Was gegen weitere Kursavancen spricht und wie sich Investoren trotzdem erfolgreich positionieren.

Nicola Grass

Nachdem die Inflationsraten in den USA diesen Sommer stark angestiegen sind, ziehen nun auch die Preise in Europa mit Ausnahme der Schweiz stark an.

Ein grosser Teil dieses Preisanstiegs kann der Normalisierung zugeschrieben werden, als Nachholeffekt des Konsumeinbruchs infolge der Coronapandemie. Sind die höheren Inflationszahlen tatsächlich nur temporär? Anzeichen für eine Lohn-Preis-Spirale wie in den 70er-Jahren gibt es noch keine. Allerdings dürften in den USA die Mieten infolge der gestiegenen Häuserpreise anziehen. Preissteigernd wirken auch die zunehmend zentrale Rolle der Fiskalpolitik und die Energiekrise.

Anleger können nun in Realwerte (Rohstoffe, Aktien, Gold und Immobilien) anstatt Nominalwerte (Obligationen und Cash) investieren. Vorsicht ist bei hoch bewerteten Wachstumsaktien geboten. Qualitätsaktien mit Preismacht und Value-Aktien sind zu bevorzugen.

Stagflation ist Worst Case

Auch macht der Begriff «Stagflation», also die Kombination von hoher Inflation und stagnierendem Wirtschaftswachstum, in der Finanzwelt vermehrt die Runde. Das Problem bei einer Stagflation ist, dass die Regierungen und Zentralbanken in einer Zwickmühle stecken und sich nicht an den gängigen Stimulierungsmassnahmen wie expansive Geld- und Fiskalpolitik bedienen können.

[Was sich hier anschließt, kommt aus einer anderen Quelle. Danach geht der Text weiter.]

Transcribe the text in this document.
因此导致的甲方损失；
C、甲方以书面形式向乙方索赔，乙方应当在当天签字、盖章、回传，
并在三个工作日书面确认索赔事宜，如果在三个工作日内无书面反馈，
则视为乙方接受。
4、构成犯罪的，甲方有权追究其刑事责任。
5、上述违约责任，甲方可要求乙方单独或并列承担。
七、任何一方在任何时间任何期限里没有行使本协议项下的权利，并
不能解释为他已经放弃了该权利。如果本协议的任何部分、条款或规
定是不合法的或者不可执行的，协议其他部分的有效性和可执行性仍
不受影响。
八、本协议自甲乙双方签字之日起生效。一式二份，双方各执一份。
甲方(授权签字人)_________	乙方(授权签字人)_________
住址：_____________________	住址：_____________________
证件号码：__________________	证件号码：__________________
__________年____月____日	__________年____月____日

Um die Inflation zu bekämpfen, sind höhere Zinsen notwendig, was aber wiederrum auf die schwache Wirtschaft drückt. Die Median-Realrendite reduzierte sich für amerikanische Aktien in solchen Phasen von +2,5% pro Quartal auf –2,1%. Da aktuell aber sowohl Unternehmen als auch Privatpersonen auf ­hohen Cash-Beständen sitzen und Nachholbedarf bei Investitionen und Konsum besteht, erachten wir die Wahrscheinlichkeit einer Stagflation als gering. Anleger können trotz tieferen Renditen auf Aktien setzen. Insbesondere die Sektoren Health Care und Energy sind zu bevorzugen, während Industriewerte und Tech-Titel zu vermeiden sind.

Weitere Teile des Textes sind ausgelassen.